The eagle research my wife, Sue, and I are currently doing, helping to conduct a survey on the number of golden eagles breeding in the wild places of Oregon, has expanded my love for the land. We even spotted a golden eagle that came down from Alaska to take in the Great Sandy Desert (and to have a taste of our black-tailed jackrabbits.) What a place is the Oregon desert!
In that light, over the last 30 years a diverse group of people, including teachers, doctors, students, naturalists and retirees, put their heads together to find ways to protect their shared love of Oregon’s deserts. They were driven by their conviction that the government’s current inventory of wild desert lands and the total destruction of millions of acres converted from sagebrush to grasslands for cattle grazing had destroyed a huge chunk of Oregon they knew and loved.
Sure enough, when they banded together to take up their own inventory of Oregon’s wild places, it was confirmed that there are nearly 8 million acres of wilderness-quality land in Eastern Oregon still left. They quickly realized that without a group of dedicated people to protect, defend and restore these wild desert lands, they could be lost forever. From this small group of desert-lovers, The Oregon Natural Desert Association (ONDA) was born.
The recent invasion by the Bundy clan and their use-it-or-lose-it pals served as a wake-up call that there are a lot of people looking at our sagebrush seas for its financial values.
To that extent, in 2011, the U.S. Department of the Interior approved a plan to allow the construction of dozens of wind turbines and a high-capacity power transmission line on Steens Mountain. Just like the approval of the destruction of millions of acres of sagebrush to create grazing lands, such a scheme would have destroyed nearby wintering habitat for the imperiled Greater sage-grouse, and severed a unique habitat corridor essential to the survival of the bird’s neighboring populations.
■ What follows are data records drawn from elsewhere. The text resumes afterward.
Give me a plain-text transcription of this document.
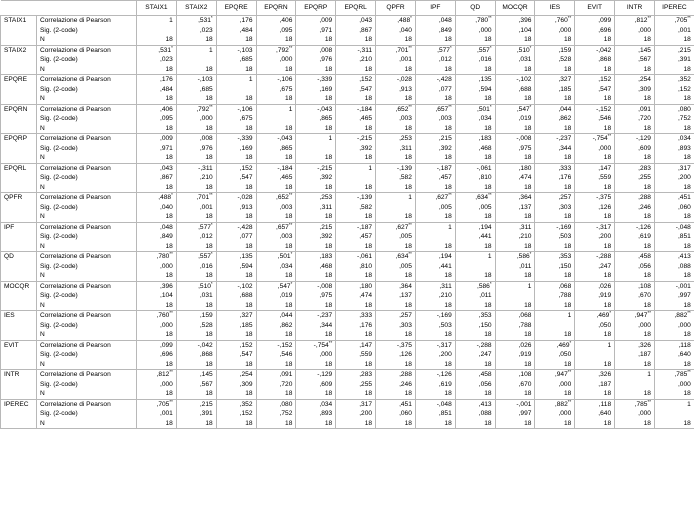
		STAIX1	STAIX2	EPQRE	EPQRN	EPQRP	EPQRL	QPFR	IPF	QD	MOCQR	IES	EVIT	INTR	IPEREC
STAIX1	Correlazione di Pearson	1	,531*	,176	,406	,009	,043	,488*	,048	,780**	,396	,760**	,099	,812**	,705**
	Sig. (2-code)		,023	,484	,095	,971	,867	,040	,849	,000	,104	,000	,696	,000	,001
	N	18	18	18	18	18	18	18	18	18	18	18	18	18	18
STAIX2	Correlazione di Pearson	,531*	1	-,103	,792**	,008	-,311	,701**	,577*	,557*	,510*	,159	-,042	,145	,215
	Sig. (2-code)	,023		,685	,000	,976	,210	,001	,012	,016	,031	,528	,868	,567	,391
	N	18	18	18	18	18	18	18	18	18	18	18	18	18	18
EPQRE	Correlazione di Pearson	,176	-,103	1	-,106	-,339	,152	-,028	-,428	,135	-,102	,327	,152	,254	,352
	Sig. (2-code)	,484	,685		,675	,169	,547	,913	,077	,594	,688	,185	,547	,309	,152
	N	18	18	18	18	18	18	18	18	18	18	18	18	18	18
EPQRN	Correlazione di Pearson	,406	,792**	-,106	1	-,043	-,184	,652**	,657**	,501*	,547*	,044	-,152	,091	,080
	Sig. (2-code)	,095	,000	,675		,865	,465	,003	,003	,034	,019	,862	,546	,720	,752
	N	18	18	18	18	18	18	18	18	18	18	18	18	18	18
EPQRP	Correlazione di Pearson	,009	,008	-,339	-,043	1	-,215	,253	,215	,183	-,008	-,237	-,754**	-,129	,034
	Sig. (2-code)	,971	,976	,169	,865		,392	,311	,392	,468	,975	,344	,000	,609	,893
	N	18	18	18	18	18	18	18	18	18	18	18	18	18	18
EPQRL	Correlazione di Pearson	,043	-,311	,152	-,184	-,215	1	-,139	-,187	-,061	,180	,333	,147	,283	,317
	Sig. (2-code)	,867	,210	,547	,465	,392		,582	,457	,810	,474	,176	,559	,255	,200
	N	18	18	18	18	18	18	18	18	18	18	18	18	18	18
QPFR	Correlazione di Pearson	,488*	,701**	-,028	,652**	,253	-,139	1	,627**	,634**	,364	,257	-,375	,288	,451
	Sig. (2-code)	,040	,001	,913	,003	,311	,582		,005	,005	,137	,303	,126	,246	,060
	N	18	18	18	18	18	18	18	18	18	18	18	18	18	18
IPF	Correlazione di Pearson	,048	,577*	-,428	,657**	,215	-,187	,627**	1	,194	,311	-,169	-,317	-,126	-,048
	Sig. (2-code)	,849	,012	,077	,003	,392	,457	,005		,441	,210	,503	,200	,619	,851
	N	18	18	18	18	18	18	18	18	18	18	18	18	18	18
QD	Correlazione di Pearson	,780**	,557*	,135	,501*	,183	-,061	,634**	,194	1	,586*	,353	-,288	,458	,413
	Sig. (2-code)	,000	,016	,594	,034	,468	,810	,005	,441		,011	,150	,247	,056	,088
	N	18	18	18	18	18	18	18	18	18	18	18	18	18	18
MOCQR	Correlazione di Pearson	,396	,510*	-,102	,547*	-,008	,180	,364	,311	,586*	1	,068	,026	,108	-,001
	Sig. (2-code)	,104	,031	,688	,019	,975	,474	,137	,210	,011		,788	,919	,670	,997
	N	18	18	18	18	18	18	18	18	18	18	18	18	18	18
IES	Correlazione di Pearson	,760**	,159	,327	,044	-,237	,333	,257	-,169	,353	,068	1	,469*	,947**	,882**
	Sig. (2-code)	,000	,528	,185	,862	,344	,176	,303	,503	,150	,788		,050	,000	,000
	N	18	18	18	18	18	18	18	18	18	18	18	18	18	18
EVIT	Correlazione di Pearson	,099	-,042	,152	-,152	-,754**	,147	-,375	-,317	-,288	,026	,469*	1	,326	,118
	Sig. (2-code)	,696	,868	,547	,546	,000	,559	,126	,200	,247	,919	,050		,187	,640
	N	18	18	18	18	18	18	18	18	18	18	18	18	18	18
INTR	Correlazione di Pearson	,812**	,145	,254	,091	-,129	,283	,288	-,126	,458	,108	,947**	,326	1	,785**
	Sig. (2-code)	,000	,567	,309	,720	,609	,255	,246	,619	,056	,670	,000	,187		,000
	N	18	18	18	18	18	18	18	18	18	18	18	18	18	18
IPEREC	Correlazione di Pearson	,705**	,215	,352	,080	,034	,317	,451	-,048	,413	-,001	,882**	,118	,785**	1
	Sig. (2-code)	,001	,391	,152	,752	,893	,200	,060	,851	,088	,997	,000	,640	,000	
	N	18	18	18	18	18	18	18	18	18	18	18	18	18	18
To fight that scheme, ONDA, in partnership with the Audubon Society of Portland and other lovers of the land, have worked to challenge the wind farm plan. While wind turbines certainly hold promise for our energy future, this is simply the wrong place, in my opinion.
Millions of dead birds, including hundreds of Golden Eagles and over 50,000 dead bats could testify to the need to give a great deal of thought to the placement of wind farms. A recent federal court ruling found that the Bureau of Land Management didn’t adequately establish a baseline of local sage-grouse populations. This lack of reliable data led to the potentially flawed decision-making and a flawed public process, which would have resulted in the degradation of bird and bat populations.
Portland Audubon and ONDA members, along with Brent Fenty, executive director of ONDA, were key players in Congress’s passage of the Steens Mountain Cooperative Management and Protection Act of 2000, which created Oregon’s very first desert wilderness area.
Members of ONDA and Audubon provided steadfast support over the years since this project came to the fore and have made protecting the Steens, the jewel of the high desert, possible. It’s going to take a lot of people who care about the ecosystems of Oregon’s Outback to make sure those coming after us will have the desert lands to love and protect.